Right, and that should be a bad choice from the market point of view. It is the right of the manufacturer to refuse to divulge crucial details of the workings of their product. The consequence should be (though only if there were a challenge in court as to the validity of the evidence) that the evidence may be inadmissible. That's the strongest outcome possible -- the question would be whether the device is provably reliable even without knowledge of the software. Given two manufacturers of a gadget, one who is willing to let the reveal the details of the device under closed session safeguards, and one who will not, then all other things being equal, the company that makes a machine whose evidence isn't admissible in court will have rather limited sales.

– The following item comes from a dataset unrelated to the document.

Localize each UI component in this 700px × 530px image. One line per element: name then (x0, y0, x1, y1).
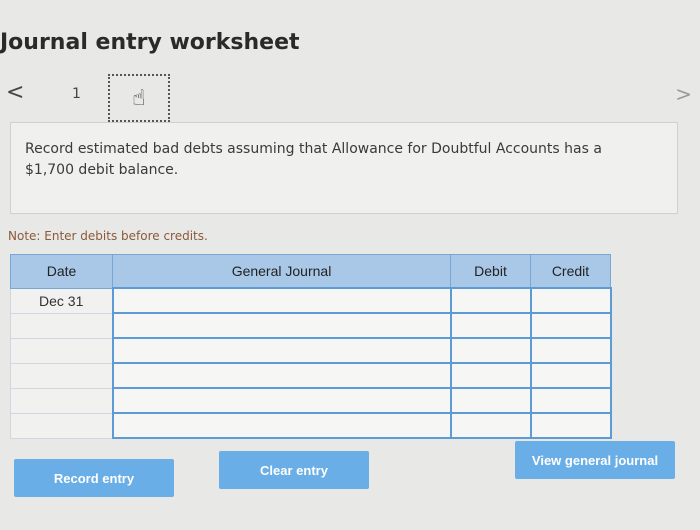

The ultimate consideration is whether the device or technique is reliable, and not whether a company decides against revealing source code. I don't know how breathalyzers work, but it should not be difficult to independently test them to see if there is a flaw that results in misreadings, whether it is a software problem or a hardware problem. IMO it ought to be standard that the device is calibrated before any use -- that is standard in any science. In this particular case, I think just judges are just being obstreperous, since there is no allegation (at least reported in the article) that the device is unreliable. I do think the courts have been unconscionably lax in applying the Daubert standard, but those Seminole County guys have gone overboard in the other direction, and I just don't see any merit to the claimed need to inspect the source code.